The Witch Trials – Fulda Witch Trials (Germany, 1603 – 1606)
The witch trials at Fulda in Germany in the years from 1603 to 1606, which led to the death of about 205 people, many of them burnt alive at the stake, was one of the biggest witch trials in Europe and one of the biggest mass-executions in peace time.
As part of the Catholic Counter-Reformation of the time, the Prince Bishop Balthasar von Dernbach ordered a witch hunt to cleanse the area after a period of perceived religious liberalism. Raised by stern Catholics, Dernbach had become a fanatic and, on being re-elected as regent in 1602, he began the investigation of witchcraft and sorcery in March 1603 as a way of purging the city from everything he deemed improper.

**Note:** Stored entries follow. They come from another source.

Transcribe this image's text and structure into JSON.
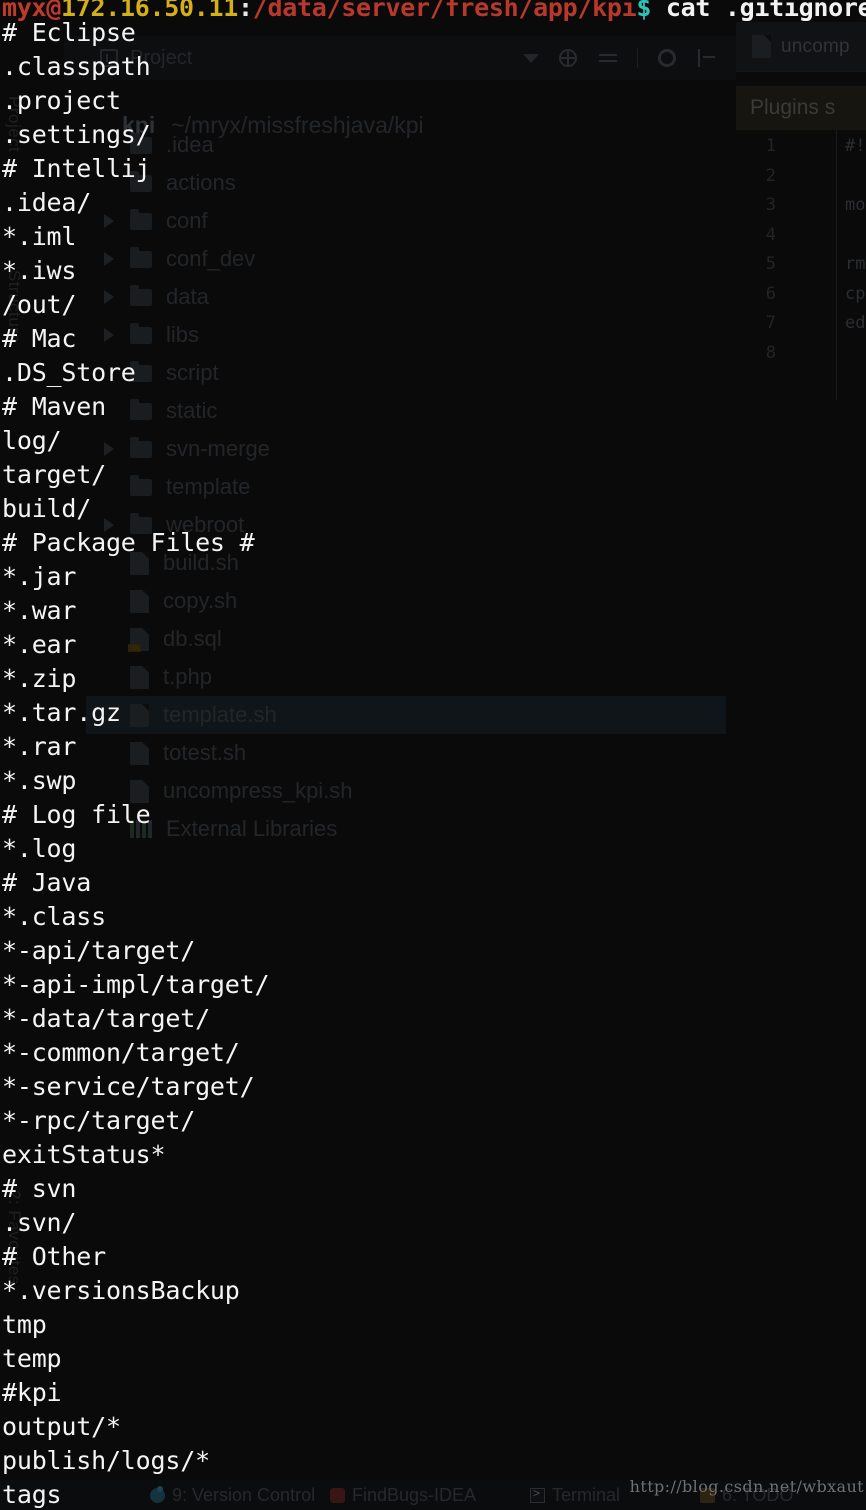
{
  "terminal": {
    "prompt": {
      "user": "myx@",
      "host": "172.16.50.11",
      "colon": ":",
      "path": "/data/server/fresh/app/kpi",
      "dollar": "$",
      "command": " cat .gitignore"
    },
    "gitignore_lines": [
      "# Eclipse",
      ".classpath",
      ".project",
      ".settings/",
      "# Intellij",
      ".idea/",
      "*.iml",
      "*.iws",
      "/out/",
      "# Mac",
      ".DS_Store",
      "# Maven",
      "log/",
      "target/",
      "build/",
      "# Package Files #",
      "*.jar",
      "*.war",
      "*.ear",
      "*.zip",
      "*.tar.gz",
      "*.rar",
      "*.swp",
      "# Log file",
      "*.log",
      "# Java",
      "*.class",
      "*-api/target/",
      "*-api-impl/target/",
      "*-data/target/",
      "*-common/target/",
      "*-service/target/",
      "*-rpc/target/",
      "exitStatus*",
      "# svn",
      ".svn/",
      "# Other",
      "*.versionsBackup",
      "tmp",
      "temp",
      "#kpi",
      "output/*",
      "publish/logs/*",
      "tags"
    ]
  },
  "watermark": "http://blog.csdn.net/wbxaut",
  "ide": {
    "editor_tab": "uncomp",
    "notification": "Plugins s",
    "gutter_lines": [
      "1",
      "2",
      "3",
      "4",
      "5",
      "6",
      "7",
      "8"
    ],
    "code_preview": "#!\n\nmo\n\nrm\ncp\ned",
    "project_panel": {
      "title": "Project",
      "root_name": "kpi",
      "root_path": "~/mryx/missfreshjava/kpi"
    },
    "side_tabs": [
      "Project",
      "Structure",
      "2: Favorites"
    ],
    "tree": [
      {
        "label": ".idea",
        "kind": "folder",
        "arrow": false,
        "selected": false
      },
      {
        "label": "actions",
        "kind": "folder",
        "arrow": false,
        "selected": false
      },
      {
        "label": "conf",
        "kind": "folder",
        "arrow": true,
        "selected": false
      },
      {
        "label": "conf_dev",
        "kind": "folder",
        "arrow": true,
        "selected": false
      },
      {
        "label": "data",
        "kind": "folder",
        "arrow": true,
        "selected": false
      },
      {
        "label": "libs",
        "kind": "folder",
        "arrow": true,
        "selected": false
      },
      {
        "label": "script",
        "kind": "folder",
        "arrow": false,
        "selected": false
      },
      {
        "label": "static",
        "kind": "folder",
        "arrow": false,
        "selected": false
      },
      {
        "label": "svn-merge",
        "kind": "folder",
        "arrow": true,
        "selected": false
      },
      {
        "label": "template",
        "kind": "folder",
        "arrow": false,
        "selected": false
      },
      {
        "label": "webroot",
        "kind": "folder",
        "arrow": true,
        "selected": false
      },
      {
        "label": "build.sh",
        "kind": "file",
        "arrow": false,
        "selected": false
      },
      {
        "label": "copy.sh",
        "kind": "file",
        "arrow": false,
        "selected": false
      },
      {
        "label": "db.sql",
        "kind": "sql",
        "arrow": false,
        "selected": false
      },
      {
        "label": "t.php",
        "kind": "file",
        "arrow": false,
        "selected": false
      },
      {
        "label": "template.sh",
        "kind": "file",
        "arrow": false,
        "selected": true
      },
      {
        "label": "totest.sh",
        "kind": "file",
        "arrow": false,
        "selected": false
      },
      {
        "label": "uncompress_kpi.sh",
        "kind": "file",
        "arrow": false,
        "selected": false
      },
      {
        "label": "External Libraries",
        "kind": "lib",
        "arrow": false,
        "selected": false
      }
    ],
    "statusbar": [
      {
        "label": "9: Version Control",
        "icon": "vcs"
      },
      {
        "label": "FindBugs-IDEA",
        "icon": "bug"
      },
      {
        "label": "Terminal",
        "icon": "term"
      },
      {
        "label": "6: TODO",
        "icon": "todo"
      }
    ]
  }
}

One of the first, and perhaps the most famous, of the many victims in Fulda was Merga Bien. She was arrested and jailed in June 1603, despite the protests of her husband that she was pregnant. In jail, she was tortured and forced to confess to the murder of her second husband and her children with him, and of a member of the family of her husband’s employers. She was also forced to admit that she had taken part in a witches’ Sabbat with Satan, and that her current pregnancy was the result of intercourse with the Devil. She was judged guilty of witchcraft and was sentence to be burned alive at the stake, a sentence which was carried out in the autumn of 1603.
The witch hunts in Fulda only ended after Dernbach died in 1605 and his government was dissolved.